All of these claims have been rebutted by evidence — and some cases, by judges — but that has not stopped the president and his supporters from continuing to insist he actually won the election.

The fact that this movement is built upon false information and lies has not stopped it from gaining potency. And it has been stoked by Trump himself — for instance, the president drove by the march on Saturday morning and waved at supporters on Pennsylvania Avenue on his way to the Trump National Golf Club in Virginia.

And the president has encouraged “Stop the Steal” supporters online as well. Early Sunday morning in the aftermath of the chaos, Trump sent out a tweet that admitted for the first time that Biden had won the election — but then blamed his loss on false conspiracy theories about a rigged election and mistreatment by the media.

Trump’s tweet summed up the futility of Saturday’s march well — it was full of debunked conspiracy theories, that his supporters are nevertheless committed to, while also revealing that their reason for being in the streets is at odds with the reality that the president has lost the contest.

That reality is becoming harder even for Trump to deny as his quixotic efforts to question the results of the election using legal challenges have taken several major blows in recent days.

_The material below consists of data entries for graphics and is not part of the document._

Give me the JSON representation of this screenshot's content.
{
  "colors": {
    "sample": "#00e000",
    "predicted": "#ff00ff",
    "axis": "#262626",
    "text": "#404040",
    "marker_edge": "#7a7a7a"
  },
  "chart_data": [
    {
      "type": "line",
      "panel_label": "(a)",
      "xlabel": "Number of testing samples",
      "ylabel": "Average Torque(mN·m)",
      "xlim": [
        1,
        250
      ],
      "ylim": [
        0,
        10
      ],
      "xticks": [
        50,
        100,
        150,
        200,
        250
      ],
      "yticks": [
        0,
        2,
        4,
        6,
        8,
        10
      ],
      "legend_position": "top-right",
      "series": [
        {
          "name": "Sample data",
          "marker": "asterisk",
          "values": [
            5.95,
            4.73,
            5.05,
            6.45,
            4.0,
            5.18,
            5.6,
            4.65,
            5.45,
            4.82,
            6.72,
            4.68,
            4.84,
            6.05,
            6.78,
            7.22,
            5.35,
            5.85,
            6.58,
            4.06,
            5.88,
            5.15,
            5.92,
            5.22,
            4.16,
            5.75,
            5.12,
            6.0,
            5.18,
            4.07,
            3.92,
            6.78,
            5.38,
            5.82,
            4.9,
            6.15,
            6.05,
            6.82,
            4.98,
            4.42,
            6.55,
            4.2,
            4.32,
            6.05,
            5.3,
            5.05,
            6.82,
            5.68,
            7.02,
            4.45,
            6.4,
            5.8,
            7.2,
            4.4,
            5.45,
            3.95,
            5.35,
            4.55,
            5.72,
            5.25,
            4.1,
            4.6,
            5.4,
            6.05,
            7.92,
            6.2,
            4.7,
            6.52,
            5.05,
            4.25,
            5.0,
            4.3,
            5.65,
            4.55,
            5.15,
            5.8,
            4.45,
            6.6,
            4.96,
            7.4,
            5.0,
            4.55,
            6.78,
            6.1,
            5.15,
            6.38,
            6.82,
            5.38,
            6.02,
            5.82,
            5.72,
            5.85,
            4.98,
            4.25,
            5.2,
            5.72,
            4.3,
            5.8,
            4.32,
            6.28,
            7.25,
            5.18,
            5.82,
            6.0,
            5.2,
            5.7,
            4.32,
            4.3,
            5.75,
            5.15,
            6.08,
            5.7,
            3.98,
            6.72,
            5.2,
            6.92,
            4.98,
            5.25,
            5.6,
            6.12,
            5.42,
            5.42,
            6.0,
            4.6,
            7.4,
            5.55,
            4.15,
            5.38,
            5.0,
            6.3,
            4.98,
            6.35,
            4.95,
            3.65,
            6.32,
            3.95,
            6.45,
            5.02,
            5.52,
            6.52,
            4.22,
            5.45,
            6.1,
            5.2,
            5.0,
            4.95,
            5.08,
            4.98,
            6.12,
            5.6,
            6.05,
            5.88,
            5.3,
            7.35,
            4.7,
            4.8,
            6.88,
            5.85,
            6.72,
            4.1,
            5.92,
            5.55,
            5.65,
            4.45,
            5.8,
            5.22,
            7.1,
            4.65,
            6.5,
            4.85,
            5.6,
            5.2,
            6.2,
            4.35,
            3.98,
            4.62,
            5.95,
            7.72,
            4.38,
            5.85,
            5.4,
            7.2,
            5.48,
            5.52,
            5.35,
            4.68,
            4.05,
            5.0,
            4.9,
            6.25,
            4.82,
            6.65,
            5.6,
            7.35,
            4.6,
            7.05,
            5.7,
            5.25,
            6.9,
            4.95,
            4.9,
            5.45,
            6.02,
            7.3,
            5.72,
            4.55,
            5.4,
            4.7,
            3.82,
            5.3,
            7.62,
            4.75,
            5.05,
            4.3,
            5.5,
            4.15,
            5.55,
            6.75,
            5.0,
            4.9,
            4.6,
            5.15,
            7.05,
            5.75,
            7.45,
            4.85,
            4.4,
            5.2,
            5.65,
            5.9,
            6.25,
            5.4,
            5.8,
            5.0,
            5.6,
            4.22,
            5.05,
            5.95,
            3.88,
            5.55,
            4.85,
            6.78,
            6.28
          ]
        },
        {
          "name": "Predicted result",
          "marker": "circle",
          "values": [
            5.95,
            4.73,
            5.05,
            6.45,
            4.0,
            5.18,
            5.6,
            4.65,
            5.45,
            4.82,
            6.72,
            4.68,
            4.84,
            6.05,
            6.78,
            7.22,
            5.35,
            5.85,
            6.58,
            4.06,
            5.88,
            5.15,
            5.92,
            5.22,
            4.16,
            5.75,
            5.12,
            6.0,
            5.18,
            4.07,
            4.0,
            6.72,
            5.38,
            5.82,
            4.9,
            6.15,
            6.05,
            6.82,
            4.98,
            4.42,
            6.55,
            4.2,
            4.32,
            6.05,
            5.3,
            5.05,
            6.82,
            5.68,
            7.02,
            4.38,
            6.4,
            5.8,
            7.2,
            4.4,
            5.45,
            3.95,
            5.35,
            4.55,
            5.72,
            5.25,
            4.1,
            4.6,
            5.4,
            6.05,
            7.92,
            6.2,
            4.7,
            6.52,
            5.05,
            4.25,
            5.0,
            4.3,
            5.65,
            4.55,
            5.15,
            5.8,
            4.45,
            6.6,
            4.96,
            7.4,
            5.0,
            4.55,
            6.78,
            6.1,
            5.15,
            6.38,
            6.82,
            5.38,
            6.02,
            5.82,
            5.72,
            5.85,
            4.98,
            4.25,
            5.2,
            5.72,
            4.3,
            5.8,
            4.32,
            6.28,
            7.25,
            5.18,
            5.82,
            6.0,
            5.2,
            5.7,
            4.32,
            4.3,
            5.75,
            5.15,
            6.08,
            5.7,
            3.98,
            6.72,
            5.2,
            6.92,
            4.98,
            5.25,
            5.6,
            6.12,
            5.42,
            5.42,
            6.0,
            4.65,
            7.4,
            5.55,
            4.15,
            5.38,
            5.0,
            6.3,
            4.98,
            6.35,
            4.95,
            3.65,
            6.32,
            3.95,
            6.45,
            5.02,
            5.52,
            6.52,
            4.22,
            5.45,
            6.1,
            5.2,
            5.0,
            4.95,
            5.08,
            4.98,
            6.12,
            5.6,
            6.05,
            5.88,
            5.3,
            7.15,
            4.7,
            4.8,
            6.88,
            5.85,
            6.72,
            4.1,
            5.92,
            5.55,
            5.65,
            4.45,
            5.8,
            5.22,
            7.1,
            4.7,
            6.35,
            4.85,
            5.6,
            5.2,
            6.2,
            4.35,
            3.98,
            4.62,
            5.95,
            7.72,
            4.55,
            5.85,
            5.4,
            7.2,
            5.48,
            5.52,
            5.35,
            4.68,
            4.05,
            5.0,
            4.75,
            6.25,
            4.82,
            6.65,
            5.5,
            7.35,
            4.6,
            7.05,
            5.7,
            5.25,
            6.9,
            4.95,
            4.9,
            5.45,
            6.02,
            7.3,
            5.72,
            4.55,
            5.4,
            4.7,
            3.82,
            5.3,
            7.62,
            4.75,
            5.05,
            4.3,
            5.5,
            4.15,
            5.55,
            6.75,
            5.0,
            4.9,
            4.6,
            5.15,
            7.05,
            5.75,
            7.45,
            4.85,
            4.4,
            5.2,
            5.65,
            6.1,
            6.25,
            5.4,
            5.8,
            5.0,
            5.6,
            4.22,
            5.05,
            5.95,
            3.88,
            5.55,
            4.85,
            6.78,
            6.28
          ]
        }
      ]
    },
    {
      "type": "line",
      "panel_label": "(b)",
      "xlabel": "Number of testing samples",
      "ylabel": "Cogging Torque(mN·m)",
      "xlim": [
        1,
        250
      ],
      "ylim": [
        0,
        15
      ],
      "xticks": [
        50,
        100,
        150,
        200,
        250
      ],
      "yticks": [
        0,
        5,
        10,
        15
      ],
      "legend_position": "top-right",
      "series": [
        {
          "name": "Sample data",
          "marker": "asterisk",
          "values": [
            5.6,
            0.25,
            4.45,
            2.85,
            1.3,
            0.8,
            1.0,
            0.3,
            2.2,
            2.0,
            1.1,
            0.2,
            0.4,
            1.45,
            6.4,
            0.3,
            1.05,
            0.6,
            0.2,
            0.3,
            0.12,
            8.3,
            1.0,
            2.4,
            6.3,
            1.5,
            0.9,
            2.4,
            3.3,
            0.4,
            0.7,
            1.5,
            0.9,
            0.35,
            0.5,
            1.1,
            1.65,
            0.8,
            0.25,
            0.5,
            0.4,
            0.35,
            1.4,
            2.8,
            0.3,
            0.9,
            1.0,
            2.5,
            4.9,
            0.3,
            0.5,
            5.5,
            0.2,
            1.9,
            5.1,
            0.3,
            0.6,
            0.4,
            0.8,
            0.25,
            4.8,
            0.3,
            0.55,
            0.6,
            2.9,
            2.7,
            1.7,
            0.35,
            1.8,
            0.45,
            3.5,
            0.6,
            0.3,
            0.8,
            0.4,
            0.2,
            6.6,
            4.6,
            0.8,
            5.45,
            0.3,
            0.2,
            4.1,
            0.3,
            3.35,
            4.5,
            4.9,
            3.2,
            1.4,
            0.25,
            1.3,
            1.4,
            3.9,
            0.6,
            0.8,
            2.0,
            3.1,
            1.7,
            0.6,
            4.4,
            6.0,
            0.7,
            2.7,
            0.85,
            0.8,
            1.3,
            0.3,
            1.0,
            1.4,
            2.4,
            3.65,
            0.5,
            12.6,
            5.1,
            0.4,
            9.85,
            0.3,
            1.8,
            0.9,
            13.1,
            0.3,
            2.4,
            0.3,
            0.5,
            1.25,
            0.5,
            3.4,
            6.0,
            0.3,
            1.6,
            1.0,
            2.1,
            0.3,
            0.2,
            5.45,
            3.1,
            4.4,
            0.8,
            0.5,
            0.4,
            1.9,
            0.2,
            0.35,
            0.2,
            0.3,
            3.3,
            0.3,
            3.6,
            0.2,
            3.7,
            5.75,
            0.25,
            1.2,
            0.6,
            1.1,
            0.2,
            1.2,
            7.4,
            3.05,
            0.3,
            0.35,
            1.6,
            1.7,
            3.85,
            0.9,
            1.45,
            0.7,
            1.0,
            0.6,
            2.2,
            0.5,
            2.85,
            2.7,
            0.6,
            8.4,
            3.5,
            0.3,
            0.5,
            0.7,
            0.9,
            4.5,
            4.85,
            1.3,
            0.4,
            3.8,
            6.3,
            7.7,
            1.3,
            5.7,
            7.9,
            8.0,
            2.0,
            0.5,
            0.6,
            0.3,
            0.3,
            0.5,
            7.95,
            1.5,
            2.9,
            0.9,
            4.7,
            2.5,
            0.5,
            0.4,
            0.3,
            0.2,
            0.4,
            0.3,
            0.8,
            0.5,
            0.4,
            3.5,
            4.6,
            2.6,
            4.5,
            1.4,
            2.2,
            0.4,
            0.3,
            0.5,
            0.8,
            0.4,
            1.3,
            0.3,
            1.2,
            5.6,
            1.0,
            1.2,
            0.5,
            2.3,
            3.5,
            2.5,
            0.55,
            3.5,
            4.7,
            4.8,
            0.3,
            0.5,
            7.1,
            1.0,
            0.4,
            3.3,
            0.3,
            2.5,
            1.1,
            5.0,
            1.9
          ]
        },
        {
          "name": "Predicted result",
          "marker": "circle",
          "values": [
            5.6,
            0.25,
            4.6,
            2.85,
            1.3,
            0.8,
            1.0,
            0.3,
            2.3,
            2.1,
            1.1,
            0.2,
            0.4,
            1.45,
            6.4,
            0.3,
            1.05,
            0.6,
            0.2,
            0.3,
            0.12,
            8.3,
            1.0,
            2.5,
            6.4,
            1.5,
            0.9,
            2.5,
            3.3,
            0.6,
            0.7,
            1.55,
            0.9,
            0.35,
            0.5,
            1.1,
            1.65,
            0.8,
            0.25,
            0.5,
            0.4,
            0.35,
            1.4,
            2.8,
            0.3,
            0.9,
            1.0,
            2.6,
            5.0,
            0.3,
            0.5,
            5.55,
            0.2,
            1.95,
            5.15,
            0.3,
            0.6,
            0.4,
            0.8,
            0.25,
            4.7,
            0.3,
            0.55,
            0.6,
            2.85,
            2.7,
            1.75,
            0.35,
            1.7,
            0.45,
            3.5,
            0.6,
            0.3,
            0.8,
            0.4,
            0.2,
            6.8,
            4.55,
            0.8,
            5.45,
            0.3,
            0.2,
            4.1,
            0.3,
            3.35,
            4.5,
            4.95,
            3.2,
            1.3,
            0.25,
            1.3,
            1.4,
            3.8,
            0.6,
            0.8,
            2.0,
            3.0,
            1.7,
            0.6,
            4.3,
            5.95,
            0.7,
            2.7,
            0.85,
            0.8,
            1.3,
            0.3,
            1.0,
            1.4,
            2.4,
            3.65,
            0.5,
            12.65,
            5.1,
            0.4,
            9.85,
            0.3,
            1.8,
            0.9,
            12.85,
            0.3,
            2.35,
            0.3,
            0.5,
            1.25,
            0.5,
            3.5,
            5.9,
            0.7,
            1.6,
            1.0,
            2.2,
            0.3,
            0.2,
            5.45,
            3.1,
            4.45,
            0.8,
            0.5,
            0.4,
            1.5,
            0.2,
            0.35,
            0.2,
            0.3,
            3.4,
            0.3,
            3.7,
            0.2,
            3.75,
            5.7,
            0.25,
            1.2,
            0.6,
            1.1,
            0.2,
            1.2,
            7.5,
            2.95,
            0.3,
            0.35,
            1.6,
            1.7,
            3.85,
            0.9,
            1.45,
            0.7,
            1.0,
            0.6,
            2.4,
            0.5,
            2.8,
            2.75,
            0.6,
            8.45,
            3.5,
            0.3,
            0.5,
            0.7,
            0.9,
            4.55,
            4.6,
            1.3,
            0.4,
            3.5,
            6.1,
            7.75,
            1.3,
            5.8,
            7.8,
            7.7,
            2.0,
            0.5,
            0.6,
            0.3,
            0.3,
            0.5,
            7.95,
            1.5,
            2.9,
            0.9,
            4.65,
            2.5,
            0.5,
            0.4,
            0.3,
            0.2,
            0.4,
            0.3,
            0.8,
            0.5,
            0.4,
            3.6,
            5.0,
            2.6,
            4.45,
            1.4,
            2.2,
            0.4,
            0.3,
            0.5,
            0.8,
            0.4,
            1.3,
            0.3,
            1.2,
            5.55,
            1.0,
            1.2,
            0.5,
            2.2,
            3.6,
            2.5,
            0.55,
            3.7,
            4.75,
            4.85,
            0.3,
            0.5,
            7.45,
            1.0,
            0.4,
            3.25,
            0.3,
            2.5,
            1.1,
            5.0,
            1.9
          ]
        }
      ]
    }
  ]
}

Many lawsuits have been rejected or abandoned in key states, and prominent law firms are withdrawing support for the president.

Trump’s legal machine is falling apart, and unable to alter the final outcome

On Friday, Trump’s legal efforts to overturn the election’s results suffered setbacks in three battleground states — all of which have been declared for Biden.

In Michigan, a state judge rejected a Republican request to halt the certification of the vote in Wayne County — where Detroit sits — as “unwieldy,” according to the New York Times. The GOP had also alleged a variety of inappropriate conduct at polling stations, charges which the judge dismissed as unspecific in some cases, and as “rife with speculation and guesswork” in others.

In Arizona, the Trump campaign abandoned a lawsuit alleging that ballots marked for Trump with felt-tipped markers had been unfairly thrown out — which was inspired by a false rumor — after determining that the number of votes at stake was too small to be meaningful, according to the Times.

And in Pennsylvania, a judge rejected six separate efforts by the Trump campaign to block the counting of nearly 9,000 mail ballots in two counties. The campaign had requested that those ballots be discounted because they were missing some requested information, like addresses or dates on outer envelopes, according to the Washington Post. Even if the ballots had been thrown out, however, the outcome in the state would have remained the same: Biden won Pennsylvania by more than 60,000 votes.

These defections and losses are merely among the latest setbacks to Trump’s efforts to overturn the results of the election through the courts. The Trump campaign and its allies have been filing a dizzying array of lawsuits — so many that, according to Politico, there is no accurate count of how many have been submitted. What is clear, however, is that Trump has a losing record: The campaign has won only one case and lost 15.

And that win — a ruling that Pennsylvania mail-in voters who failed to provide identification on or before November 9 will have their ballots discarded — won’t affect the current vote count. The minor number of ballots that will be affected had not yet been counted.

Despite these losses, and the fact that Biden has begun the work of transitioning into the presidency, Trump has continued to incorrectly claim that the election isn’t over — leading to supporters taking to the streets on his behalf. The president may never concede, but states will certify their results in early December, making legal challenges and false claims more difficult to make.